A vitamin deficiency wouldn’t be unusual in a domesticated animal, since they are usually dependent on their human caregivers to get the right kind of food. But it’s very unusual in a wild animal—how were these turtles not getting exactly what they needed from their usual diet?
Further research showed the culprit was in fact a human influence: Chronic exposure to a particular kind of pesticide appeared to cause metabolic changes in these turtles. That altered the way their bodies processed and utilized vitamin A.
In order to spot and investigate problems on this scale, a lot of details are needed. The intake of each animal involves multiple questions: Where was it found? Were there others nearby? What are its symptoms? What is known about how it was injured?
At the Wildlife Center of Virginia, all of these details are fed into a database called WILD-One. It’s shared by multiple organizations that care for wildlife, so they can build a body of data where meaningful patterns are more visible.
While watching for patterns that suggest a need for deeper investigation, the center also participates in research that is already underway. In 2018, the Centers for Disease Control and Prevention (CDC) introduced “The AMR Challenge,” an effort to combat antimicrobial resistance. This is a growing problem that occurs when the usual approaches to infection no longer work, because the disease-causing germs have developed a resistance to them.
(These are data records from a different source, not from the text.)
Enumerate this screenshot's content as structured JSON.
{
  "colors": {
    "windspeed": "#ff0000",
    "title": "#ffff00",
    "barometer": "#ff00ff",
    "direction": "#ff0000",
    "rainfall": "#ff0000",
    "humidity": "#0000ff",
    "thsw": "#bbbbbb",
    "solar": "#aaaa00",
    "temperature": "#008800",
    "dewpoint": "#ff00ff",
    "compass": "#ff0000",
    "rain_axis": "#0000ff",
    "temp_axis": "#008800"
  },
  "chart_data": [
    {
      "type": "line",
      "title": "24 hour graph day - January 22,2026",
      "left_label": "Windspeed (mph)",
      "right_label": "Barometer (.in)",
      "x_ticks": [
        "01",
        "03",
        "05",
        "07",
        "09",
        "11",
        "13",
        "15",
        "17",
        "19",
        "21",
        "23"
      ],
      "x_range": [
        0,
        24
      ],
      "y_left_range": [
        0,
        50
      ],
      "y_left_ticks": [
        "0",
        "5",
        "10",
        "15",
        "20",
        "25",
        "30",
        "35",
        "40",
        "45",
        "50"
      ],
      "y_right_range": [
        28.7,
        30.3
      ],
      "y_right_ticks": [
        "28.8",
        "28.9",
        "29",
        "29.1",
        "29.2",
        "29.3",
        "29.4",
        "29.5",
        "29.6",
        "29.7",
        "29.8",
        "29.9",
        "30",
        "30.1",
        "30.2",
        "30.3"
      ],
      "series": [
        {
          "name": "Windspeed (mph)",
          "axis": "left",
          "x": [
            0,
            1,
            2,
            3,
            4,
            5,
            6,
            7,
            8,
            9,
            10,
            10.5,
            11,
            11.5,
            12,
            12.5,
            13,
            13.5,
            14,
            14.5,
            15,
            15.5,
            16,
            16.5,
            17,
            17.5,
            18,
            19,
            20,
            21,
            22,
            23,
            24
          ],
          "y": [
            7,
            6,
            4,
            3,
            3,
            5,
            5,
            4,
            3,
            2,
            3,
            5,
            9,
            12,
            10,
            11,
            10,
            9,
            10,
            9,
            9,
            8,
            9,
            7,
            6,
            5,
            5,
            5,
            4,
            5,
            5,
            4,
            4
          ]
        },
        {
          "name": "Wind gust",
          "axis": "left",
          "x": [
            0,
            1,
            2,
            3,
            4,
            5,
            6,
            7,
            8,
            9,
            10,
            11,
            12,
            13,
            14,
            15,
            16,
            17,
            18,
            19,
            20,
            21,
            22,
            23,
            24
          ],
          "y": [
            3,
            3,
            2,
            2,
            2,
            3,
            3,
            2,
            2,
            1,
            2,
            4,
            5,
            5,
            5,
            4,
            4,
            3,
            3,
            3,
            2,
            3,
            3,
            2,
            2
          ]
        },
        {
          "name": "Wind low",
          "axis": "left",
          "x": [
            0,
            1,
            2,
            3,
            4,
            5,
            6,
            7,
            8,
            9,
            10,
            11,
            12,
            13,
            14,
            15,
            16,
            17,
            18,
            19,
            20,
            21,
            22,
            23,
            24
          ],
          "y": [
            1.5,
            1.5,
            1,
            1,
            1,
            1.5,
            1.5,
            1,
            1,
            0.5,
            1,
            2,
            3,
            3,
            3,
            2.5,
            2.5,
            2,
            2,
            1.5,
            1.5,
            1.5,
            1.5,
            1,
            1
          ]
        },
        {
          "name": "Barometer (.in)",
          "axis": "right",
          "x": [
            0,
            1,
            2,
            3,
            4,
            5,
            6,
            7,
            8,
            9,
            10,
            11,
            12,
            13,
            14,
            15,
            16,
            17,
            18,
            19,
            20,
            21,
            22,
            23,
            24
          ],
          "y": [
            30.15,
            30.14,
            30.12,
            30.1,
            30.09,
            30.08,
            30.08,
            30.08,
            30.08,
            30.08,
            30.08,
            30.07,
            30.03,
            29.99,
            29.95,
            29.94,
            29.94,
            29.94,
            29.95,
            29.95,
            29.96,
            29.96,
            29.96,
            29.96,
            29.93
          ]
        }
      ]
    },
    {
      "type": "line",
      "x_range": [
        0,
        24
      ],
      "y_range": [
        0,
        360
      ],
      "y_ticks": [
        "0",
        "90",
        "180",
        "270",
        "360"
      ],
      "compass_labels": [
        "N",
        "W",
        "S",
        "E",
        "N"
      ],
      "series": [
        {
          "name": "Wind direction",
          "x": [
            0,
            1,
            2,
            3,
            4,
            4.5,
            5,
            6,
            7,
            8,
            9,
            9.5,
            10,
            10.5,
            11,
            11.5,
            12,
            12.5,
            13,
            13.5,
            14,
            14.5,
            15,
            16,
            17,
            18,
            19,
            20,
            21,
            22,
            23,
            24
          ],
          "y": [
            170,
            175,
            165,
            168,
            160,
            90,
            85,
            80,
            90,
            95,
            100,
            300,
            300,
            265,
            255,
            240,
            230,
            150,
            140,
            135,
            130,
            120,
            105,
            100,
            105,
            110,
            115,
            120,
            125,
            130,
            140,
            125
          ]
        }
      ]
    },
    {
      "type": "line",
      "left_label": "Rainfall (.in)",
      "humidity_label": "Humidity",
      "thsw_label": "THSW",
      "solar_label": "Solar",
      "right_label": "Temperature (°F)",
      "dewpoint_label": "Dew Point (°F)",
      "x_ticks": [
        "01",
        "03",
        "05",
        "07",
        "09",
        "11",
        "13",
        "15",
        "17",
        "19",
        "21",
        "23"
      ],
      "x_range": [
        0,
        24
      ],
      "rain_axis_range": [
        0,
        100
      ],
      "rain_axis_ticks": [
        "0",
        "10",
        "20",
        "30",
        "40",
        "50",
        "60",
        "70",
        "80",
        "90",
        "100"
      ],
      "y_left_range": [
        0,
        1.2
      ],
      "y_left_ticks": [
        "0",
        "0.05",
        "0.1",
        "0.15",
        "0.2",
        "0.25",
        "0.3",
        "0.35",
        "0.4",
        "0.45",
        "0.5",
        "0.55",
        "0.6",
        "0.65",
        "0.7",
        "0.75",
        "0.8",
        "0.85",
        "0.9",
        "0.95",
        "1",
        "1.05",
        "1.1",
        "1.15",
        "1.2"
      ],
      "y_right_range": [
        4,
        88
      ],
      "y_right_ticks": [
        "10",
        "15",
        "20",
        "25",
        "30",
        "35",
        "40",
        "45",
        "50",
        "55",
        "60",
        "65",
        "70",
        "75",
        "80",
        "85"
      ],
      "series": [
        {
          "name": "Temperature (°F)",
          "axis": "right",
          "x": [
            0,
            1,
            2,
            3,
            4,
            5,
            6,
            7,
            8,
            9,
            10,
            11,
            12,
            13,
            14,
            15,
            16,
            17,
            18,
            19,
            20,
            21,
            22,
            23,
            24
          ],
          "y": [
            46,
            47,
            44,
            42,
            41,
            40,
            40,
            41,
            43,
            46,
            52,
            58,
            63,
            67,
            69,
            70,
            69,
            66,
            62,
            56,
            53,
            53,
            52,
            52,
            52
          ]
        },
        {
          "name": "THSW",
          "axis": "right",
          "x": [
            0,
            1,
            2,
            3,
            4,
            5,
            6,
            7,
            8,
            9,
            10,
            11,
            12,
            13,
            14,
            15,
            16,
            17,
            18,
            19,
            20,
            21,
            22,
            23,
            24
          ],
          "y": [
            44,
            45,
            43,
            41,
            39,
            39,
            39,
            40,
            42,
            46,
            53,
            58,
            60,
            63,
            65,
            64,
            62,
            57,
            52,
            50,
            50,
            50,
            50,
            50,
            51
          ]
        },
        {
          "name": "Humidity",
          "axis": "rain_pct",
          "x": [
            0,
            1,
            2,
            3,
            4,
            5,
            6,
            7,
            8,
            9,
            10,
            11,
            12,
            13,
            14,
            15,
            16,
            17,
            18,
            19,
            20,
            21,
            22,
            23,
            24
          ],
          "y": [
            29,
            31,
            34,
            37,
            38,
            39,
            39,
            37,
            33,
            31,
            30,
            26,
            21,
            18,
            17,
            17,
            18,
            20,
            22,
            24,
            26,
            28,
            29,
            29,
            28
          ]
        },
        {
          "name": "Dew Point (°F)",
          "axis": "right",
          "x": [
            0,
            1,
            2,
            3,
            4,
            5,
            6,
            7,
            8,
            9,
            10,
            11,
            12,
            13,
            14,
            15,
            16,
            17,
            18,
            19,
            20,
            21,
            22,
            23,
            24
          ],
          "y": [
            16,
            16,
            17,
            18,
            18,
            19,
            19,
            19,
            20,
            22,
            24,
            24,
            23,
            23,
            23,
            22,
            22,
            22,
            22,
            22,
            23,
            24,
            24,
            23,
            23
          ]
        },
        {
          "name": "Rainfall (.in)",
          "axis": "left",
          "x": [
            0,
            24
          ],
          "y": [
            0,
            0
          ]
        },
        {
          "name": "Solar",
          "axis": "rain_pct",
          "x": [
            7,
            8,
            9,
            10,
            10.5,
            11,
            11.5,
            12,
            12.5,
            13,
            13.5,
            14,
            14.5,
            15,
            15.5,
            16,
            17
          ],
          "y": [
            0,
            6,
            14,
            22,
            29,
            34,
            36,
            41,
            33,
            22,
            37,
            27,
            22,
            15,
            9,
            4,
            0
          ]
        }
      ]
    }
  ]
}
It’s a frequent problem in human healthcare, but because of the One Health concept, the CDC knew it would be important to involve veterinary medicine as well. The Wildlife Center of Virginia, among others, signed up to participate. They looked back on 10 years’ worth of bacterial cultures to see which bacteria had appeared to be resistant to which antibiotics, and contributed those findings to the CDC’s research.
What You Can Do!
- Report wildlife problems to authorities. Bringing a single sick or injured animal to your local wildlife rehabilitator is certainly helpful, but if you notice multiple animals that appear sick or injured, that is definitely cause for a call to your local wildlife agency.
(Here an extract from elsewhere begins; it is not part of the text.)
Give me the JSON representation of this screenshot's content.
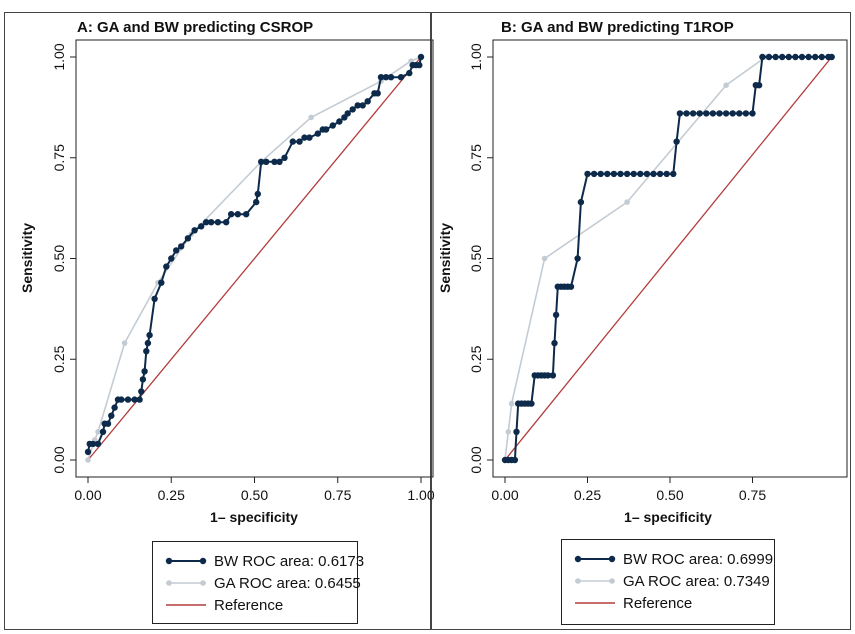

- If you work in the wildlife field, make an effort to share your knowledge. What might not seem significant or unusual to you could be the key to solving a widespread problem if you share it in a database with others.
- Learn about what’s happening with the wildlife near you. Keeping up with the local news can help you understand emerging diseases, and research you can help with or learn from.
- Because so much of this research has implications beyond wildlife, it’s important for humans to learn from it. If it inspires you to change your habits, you might save some animal lives and improve your own health too.